Gay couple in Thailand fight for daughter's custody

Bangkok: Gordon Lake smiles as Carmen's little fingers cling to his thumb. For the past six months he has been waiting, terrified that Thailand's social services will separate him from his daughter but asserting he will never let that happen.

Lake, born in the US and his Spanish partner, Manuel Santos have been "struggling" since early 2015 to leave Thailand along with little Carmen, born on January 17.

After her birth, the surrogate mother refused to give Carmen away.

"Since the first day, we have been in constant fear of being kept away from our own daughter," Lake told EFE.

"According to Thai law, I have no legal rights over her despite being her biological father," which makes her a US national too, he adds.

The couple's dream of expanding their family turned into a nightmare when Patidta Kusolsang, the woman who gave birth to Carmen, failed to show up at the US embassy in Bangkok to sign the paperwork required for processing the baby's passport, days after her birth.

The Thai woman has since then claimed rights over the little girl.

In 2014, the couple Lake-Santos, who have a two-year-old son through a surrogacy process in India, opted for Thailand to expand their family, based on the "excellent" experiences reported by other couples.

For their second child, the couple, married in Valencia in 2012, contacted a woman through an agency, who agreed to become the surrogate.

After the military coup in the country, with two controversial surrogacy cases surfacing in the middle of the year, the consolidated structure of this service, which took much advantage of loopholes in the law, is now in a complete mess.

The military junta has closed clinics in Thailand and enacted new laws, which will be implemented by July-end.

"When problems arose, we wanted to talk to the surrogate mother to show our full support, we even offered her to come to Spain and give birth there.
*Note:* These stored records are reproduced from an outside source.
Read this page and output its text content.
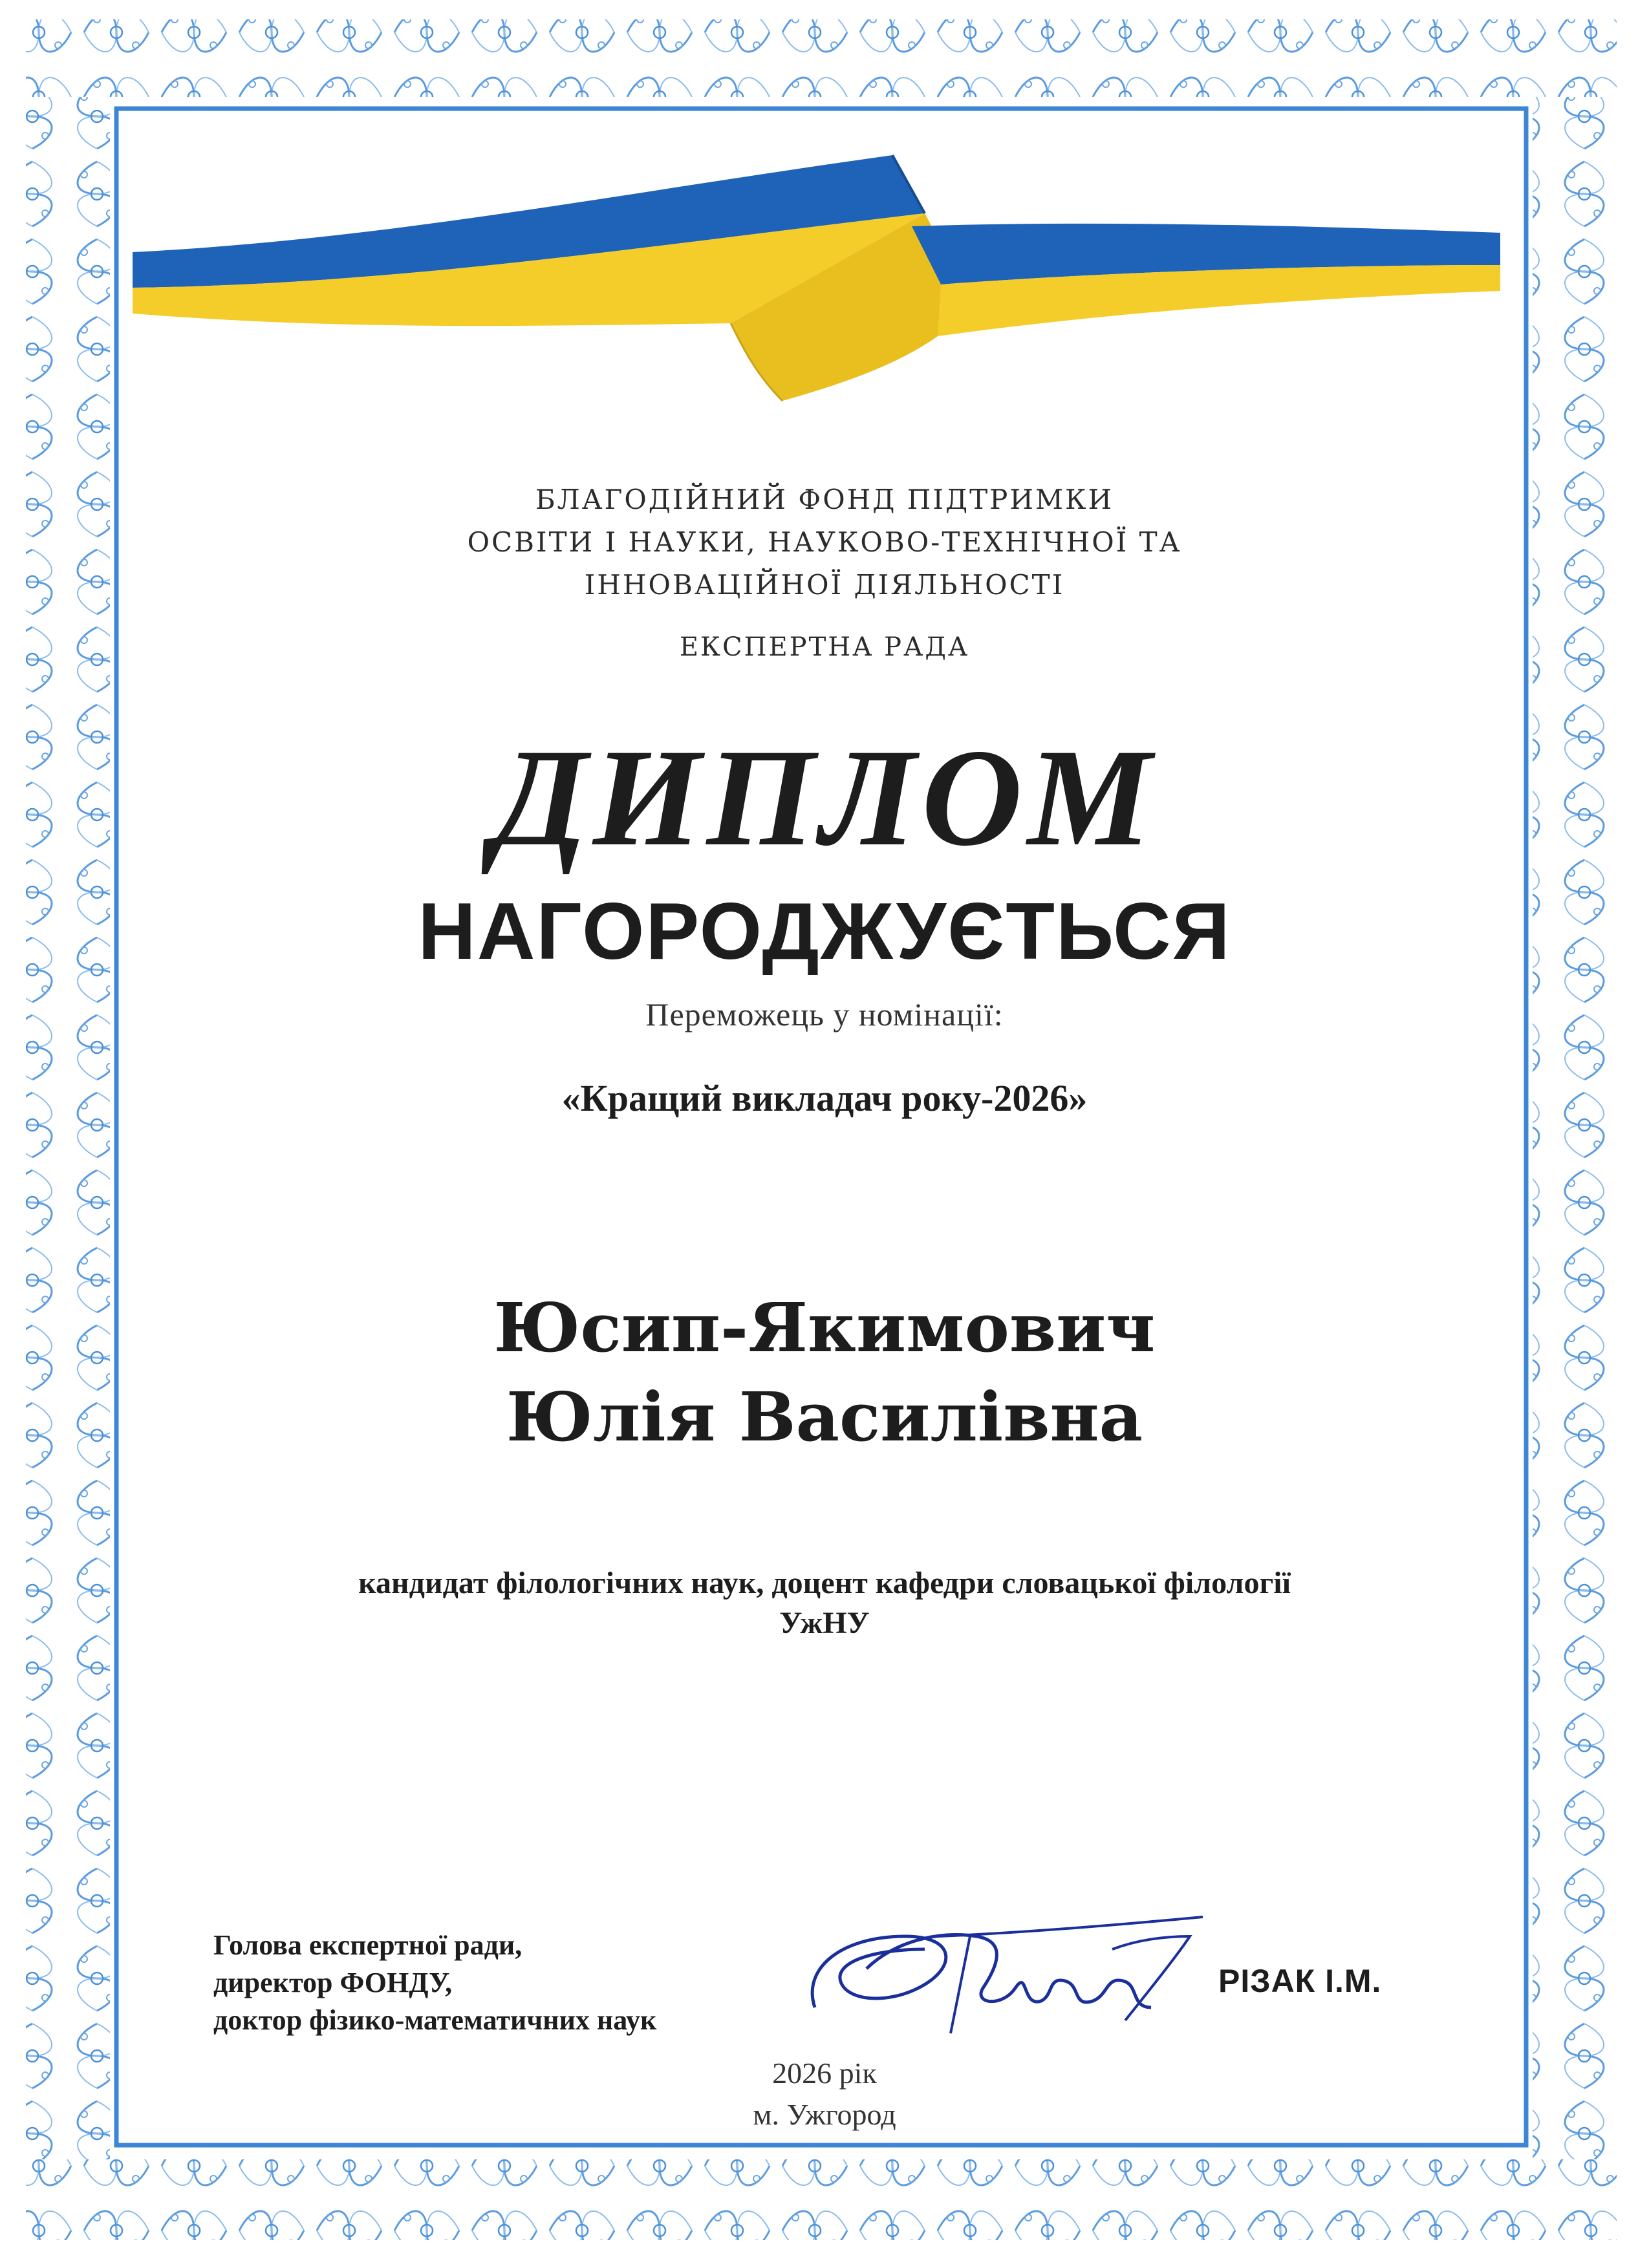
БЛАГОДІЙНИЙ ФОНД ПІДТРИМКИ
ОСВІТИ І НАУКИ, НАУКОВО-ТЕХНІЧНОЇ ТА
ІННОВАЦІЙНОЇ ДІЯЛЬНОСТІ
ЕКСПЕРТНА РАДА
ДИПЛОМ
НАГОРОДЖУЄТЬСЯ
Переможець у номінації:
«Кращий викладач року-2026»
Юсип-Якимович
Юлія Василівна
кандидат філологічних наук, доцент кафедри словацької філології
УжНУ
Голова експертної ради,
директор ФОНДУ,
доктор фізико-математичних наук
РІЗАК І.М.
2026 рік
м. Ужгород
But she refused, however she appreciated our gestures via e-mail," said Lake, watching little Carmen smile from her crib.

Although the surrogate mother acknowledged Lake as the father of the baby, being a single mother local laws do not grant parental powers to the male.

During the first meeting with the lawyers and representatives, the Thai woman expressed her fears about the little girl's future being raised by "parents who are not normal", a reference to the sexual orientation of the couple, according to Lake.

"That's the first of the many lies that the surrogate mother then went on to tell," says the biological father.

The surrogate mother's representative accused the couple of being human traffickers on March 5 during an appearance in the local media.

Moreover, over a month ago, Patidta also lodged a complaint against Lake for child abduction.

"We are cooperating with the authorities 100 percent," Lake said.

The father added that from the beginning they wanted to avoid the media and reach an agreement amicably, but facing repeated attacks, they chose to deny all accusations made against them by providing evidence through social networking sites.

After an explosion in the local and international media, Carmen's father emphasises the "incredible" mobilisation of Thai people in favour of his cause through Facebook groups that investigated the surrogate mother's information.

"We won't leave from here without our daughter," Lake said.

And despite the trouble she is causing them, he still wants to thank Patidta for giving birth to little Carmen.